Enem: mudança é positiva, mas não basta, diz especialista
MEC anuncia que irá punir com nota zero gracinhas na dissertação, como receita e hino de clube, e reduzir a discrepância máxima entre notas de corretores. Para especialista, mesmo tardias, mudanças são bem-vindas, mas não bastam para sanar todas as deficiências da prova
Lecticia Maggi
Estudantes antes do início da prova do Exame Nacional do Ensino Médio (ENEM) na Escola Estadual Central, em Belo Horizonte - Douglas Magno/O Tempo
O Ministério da Educação (MEC) anunciou, nesta quarta-feira, importantes mudanças na correção do próximo Exame Nacional do Ensino Médio (Enem), a ser realizado nos dias 26 e 27 de outubro. Como prometido pela pasta em março – quando foram divulgadas redações com trechos de receita de macarrão instantâneo e hino do Palmeiras –, candidatos que tentarem debochar da banca examinadora receberão zero. Outra alteração significativa é a redução da discrepância máxima tolerada para as notas dadas pelos corretores. Quando a diferença entre duas avaliações passar de 100 pontos, a redação será analisada por um terceiro especialista. A tolerância até o ano passado era de 200 pontos. Para Rogério Chociay, professor aposentado da Universidade Estadual Paulista (Unesp), as mudanças são bem-vindas, ainda que tardias.
"A prova de redação não é uma prova de conhecimentos gerais, em que se pode considerar apenas uma questão – no caso, um trecho ou parágrafo – e ignorar o resto. A dissertação é um todo completo e deve se fechar em um significado global", afirma Chociay. "No momento em que um aluno coloca uma receita de macarrão no texto ele quebra completamente sua estrutura, tornando-o uma colcha de retalhos. Esse tipo de redação nunca deveria ter sido aceito pela banca", diz.
Até a última edição, o zero só era atribuído em casos muito específicos: se o participante fugisse completamente do tema proposto, desrespeitasse os direitos humanos ou entregasse a folha em branco, com desenhos, impropérios ou menos de sete linhas de texto. Por essa razão, os candidatos do macarrão e do hino conseguiram marcar, respectivamente, 560 e 500 pontos cada, de um total de 1.000. O tema da redação, vale lembrar, não tinha nada a ver com futebol e nem com culinária. Os candidatos deveriam abordar os movimentos imigratórios para o Brasil no século XXI.
"Havia textos muito, muito ruins, e pensei várias vezes em dar zero, mas não fiz isso porque segui exatamente as recomendações que me foram passadas. A orientação oral que recebemos era para não pegar pesado e relevar parágrafos inteiros, se fosse o caso", afirma T., uma das corretoras da última edição do exame. A profissional – que não pode ter o nome divulgação por ter assinado um termo de sigilo com o CESPE/UnB, órgão responsável pela seleção dos avaliadores – afirma ter corrigido mais de 1.000 textos e não anulou nenhum.

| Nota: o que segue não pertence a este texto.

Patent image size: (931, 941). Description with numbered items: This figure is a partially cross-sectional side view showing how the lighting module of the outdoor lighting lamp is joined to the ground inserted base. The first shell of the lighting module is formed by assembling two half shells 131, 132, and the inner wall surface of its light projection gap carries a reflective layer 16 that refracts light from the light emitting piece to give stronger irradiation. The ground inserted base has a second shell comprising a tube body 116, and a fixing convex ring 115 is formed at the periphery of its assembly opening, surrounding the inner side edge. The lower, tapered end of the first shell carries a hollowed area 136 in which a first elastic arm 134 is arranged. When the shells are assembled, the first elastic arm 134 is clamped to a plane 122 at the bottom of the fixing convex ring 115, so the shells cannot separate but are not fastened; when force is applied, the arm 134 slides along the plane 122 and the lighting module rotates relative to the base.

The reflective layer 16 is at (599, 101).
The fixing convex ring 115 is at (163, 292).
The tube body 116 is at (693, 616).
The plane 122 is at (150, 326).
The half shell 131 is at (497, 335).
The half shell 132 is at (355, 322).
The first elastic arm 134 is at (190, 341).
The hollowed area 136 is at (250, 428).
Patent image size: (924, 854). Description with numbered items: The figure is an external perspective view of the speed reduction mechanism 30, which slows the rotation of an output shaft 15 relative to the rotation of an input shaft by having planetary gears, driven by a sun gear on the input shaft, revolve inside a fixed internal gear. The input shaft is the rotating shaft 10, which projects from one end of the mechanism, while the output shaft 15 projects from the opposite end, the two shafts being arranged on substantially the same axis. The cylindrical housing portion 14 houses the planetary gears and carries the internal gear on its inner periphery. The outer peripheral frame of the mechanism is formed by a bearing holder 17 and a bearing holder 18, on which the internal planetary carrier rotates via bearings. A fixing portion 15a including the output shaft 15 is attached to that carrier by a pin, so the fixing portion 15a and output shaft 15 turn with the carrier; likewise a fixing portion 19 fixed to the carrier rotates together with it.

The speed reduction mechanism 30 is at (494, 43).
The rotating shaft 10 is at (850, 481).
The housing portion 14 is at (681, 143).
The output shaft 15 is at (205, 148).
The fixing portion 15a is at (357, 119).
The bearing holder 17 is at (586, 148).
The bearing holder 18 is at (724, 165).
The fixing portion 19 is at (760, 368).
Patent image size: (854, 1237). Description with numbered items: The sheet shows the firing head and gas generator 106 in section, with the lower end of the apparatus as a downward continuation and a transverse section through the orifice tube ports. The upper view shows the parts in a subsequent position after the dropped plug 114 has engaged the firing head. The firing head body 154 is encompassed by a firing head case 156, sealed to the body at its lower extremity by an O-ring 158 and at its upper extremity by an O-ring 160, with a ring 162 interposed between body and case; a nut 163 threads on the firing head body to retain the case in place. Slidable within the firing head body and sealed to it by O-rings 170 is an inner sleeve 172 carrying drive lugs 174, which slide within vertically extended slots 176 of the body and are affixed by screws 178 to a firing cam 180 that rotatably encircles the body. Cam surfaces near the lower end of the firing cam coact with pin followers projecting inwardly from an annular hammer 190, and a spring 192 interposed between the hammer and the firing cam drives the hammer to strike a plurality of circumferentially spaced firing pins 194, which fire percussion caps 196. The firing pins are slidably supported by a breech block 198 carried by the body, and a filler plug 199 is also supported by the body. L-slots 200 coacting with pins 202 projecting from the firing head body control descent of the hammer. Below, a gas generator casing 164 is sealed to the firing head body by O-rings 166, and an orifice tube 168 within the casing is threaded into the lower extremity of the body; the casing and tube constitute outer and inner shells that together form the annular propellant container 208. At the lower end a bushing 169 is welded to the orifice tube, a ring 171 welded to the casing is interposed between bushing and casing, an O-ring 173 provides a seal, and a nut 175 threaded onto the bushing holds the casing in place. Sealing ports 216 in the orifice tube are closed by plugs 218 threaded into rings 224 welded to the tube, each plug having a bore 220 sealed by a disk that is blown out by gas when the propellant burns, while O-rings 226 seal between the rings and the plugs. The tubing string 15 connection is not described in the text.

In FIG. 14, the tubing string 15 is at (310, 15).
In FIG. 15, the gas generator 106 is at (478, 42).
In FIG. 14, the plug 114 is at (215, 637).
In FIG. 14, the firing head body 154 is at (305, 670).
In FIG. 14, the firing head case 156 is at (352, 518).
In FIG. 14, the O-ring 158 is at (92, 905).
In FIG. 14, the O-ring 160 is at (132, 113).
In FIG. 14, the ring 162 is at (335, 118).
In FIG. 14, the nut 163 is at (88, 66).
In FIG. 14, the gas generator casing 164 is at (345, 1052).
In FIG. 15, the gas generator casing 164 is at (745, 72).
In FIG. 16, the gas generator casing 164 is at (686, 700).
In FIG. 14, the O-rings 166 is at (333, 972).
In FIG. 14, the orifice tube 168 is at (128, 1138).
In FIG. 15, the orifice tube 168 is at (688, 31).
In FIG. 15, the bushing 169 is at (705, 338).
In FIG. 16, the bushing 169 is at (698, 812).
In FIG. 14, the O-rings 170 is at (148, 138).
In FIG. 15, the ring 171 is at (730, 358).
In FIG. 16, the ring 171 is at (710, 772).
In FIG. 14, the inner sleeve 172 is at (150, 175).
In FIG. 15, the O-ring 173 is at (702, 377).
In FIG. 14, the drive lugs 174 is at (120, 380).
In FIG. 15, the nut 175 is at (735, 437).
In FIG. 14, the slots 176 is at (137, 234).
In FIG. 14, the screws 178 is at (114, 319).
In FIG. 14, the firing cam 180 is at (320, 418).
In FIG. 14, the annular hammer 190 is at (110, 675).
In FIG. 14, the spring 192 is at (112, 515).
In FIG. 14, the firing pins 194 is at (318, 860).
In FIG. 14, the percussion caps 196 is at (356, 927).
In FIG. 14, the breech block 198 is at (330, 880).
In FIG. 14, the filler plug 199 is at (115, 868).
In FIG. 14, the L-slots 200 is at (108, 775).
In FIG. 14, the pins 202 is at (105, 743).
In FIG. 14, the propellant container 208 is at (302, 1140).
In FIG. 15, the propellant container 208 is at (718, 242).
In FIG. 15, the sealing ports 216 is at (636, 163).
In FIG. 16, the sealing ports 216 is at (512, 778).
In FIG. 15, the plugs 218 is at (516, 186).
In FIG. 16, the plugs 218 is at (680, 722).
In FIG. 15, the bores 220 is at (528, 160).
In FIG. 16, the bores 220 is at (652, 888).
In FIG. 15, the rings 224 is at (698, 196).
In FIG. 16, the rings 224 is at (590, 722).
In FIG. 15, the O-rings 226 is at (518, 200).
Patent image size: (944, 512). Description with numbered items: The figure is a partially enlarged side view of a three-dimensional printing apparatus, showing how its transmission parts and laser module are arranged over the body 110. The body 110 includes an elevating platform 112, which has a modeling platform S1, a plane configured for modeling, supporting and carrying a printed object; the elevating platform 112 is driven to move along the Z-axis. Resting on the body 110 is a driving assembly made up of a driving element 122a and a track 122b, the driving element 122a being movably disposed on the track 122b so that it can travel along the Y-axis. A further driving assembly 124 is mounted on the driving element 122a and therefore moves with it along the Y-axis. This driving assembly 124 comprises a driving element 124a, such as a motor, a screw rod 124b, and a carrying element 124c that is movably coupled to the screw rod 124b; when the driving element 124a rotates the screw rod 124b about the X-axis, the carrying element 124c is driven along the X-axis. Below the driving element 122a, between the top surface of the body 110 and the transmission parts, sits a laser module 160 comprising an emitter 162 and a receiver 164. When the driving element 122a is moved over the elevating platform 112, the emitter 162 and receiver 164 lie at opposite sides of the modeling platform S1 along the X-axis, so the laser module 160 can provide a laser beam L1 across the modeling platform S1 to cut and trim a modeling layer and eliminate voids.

A outra mudança divulgada por Mercadante - redução da discrepância permitida entre as notas dos corretores - também é vista com bons olhos por Chociay. “Como o Enem se tornou um processo seletivo unificado, essas mudanças são positivas na busca por uma seleção mais justa. Sabemos que as vagas no vestibular, principalmente em carreiras concorridas, é perdida por centésimos", diz.
Apesar de aprovar as mudanças, Chociay lembra que essas alterações não serão capazes de sanar todas as deficiências da avaliação. O problema do Enem, ressalta o professor, está em seu gigantismo. Em 2012, segundo dados do MEC, foram necessários 5.692 corretores, 234 supervisores, 468 auxiliares e dez subcoordenadores regionais para avaliar 4,1 milhões de redações. No vestibular de universidades públicas, o número de participantes e, consequentemente de corretores, é bem menor. Na Fuvest, por exemplo, são necessários apenas 60 corretores para 35.000 dissertações."Além disso, os corretores são treinados ao longo do ano, passam por simulações de correção e trabalham supervisionados por um coordenador. Quando há dúvidas sobre que nota atribuir a um aluno, elas são sanadas na hora. É um processo claro, objetivo e supervisionado", afirma. O mesmo, segundo ele, não se pode dizer da avaliação federal, em que o treinamento dos corretores ocorre à distância, com apenas um encontro presencial, e a correção também é feita de forma remota. Há, portanto, um longo caminho ainda a ser percorrido em busca da excelência.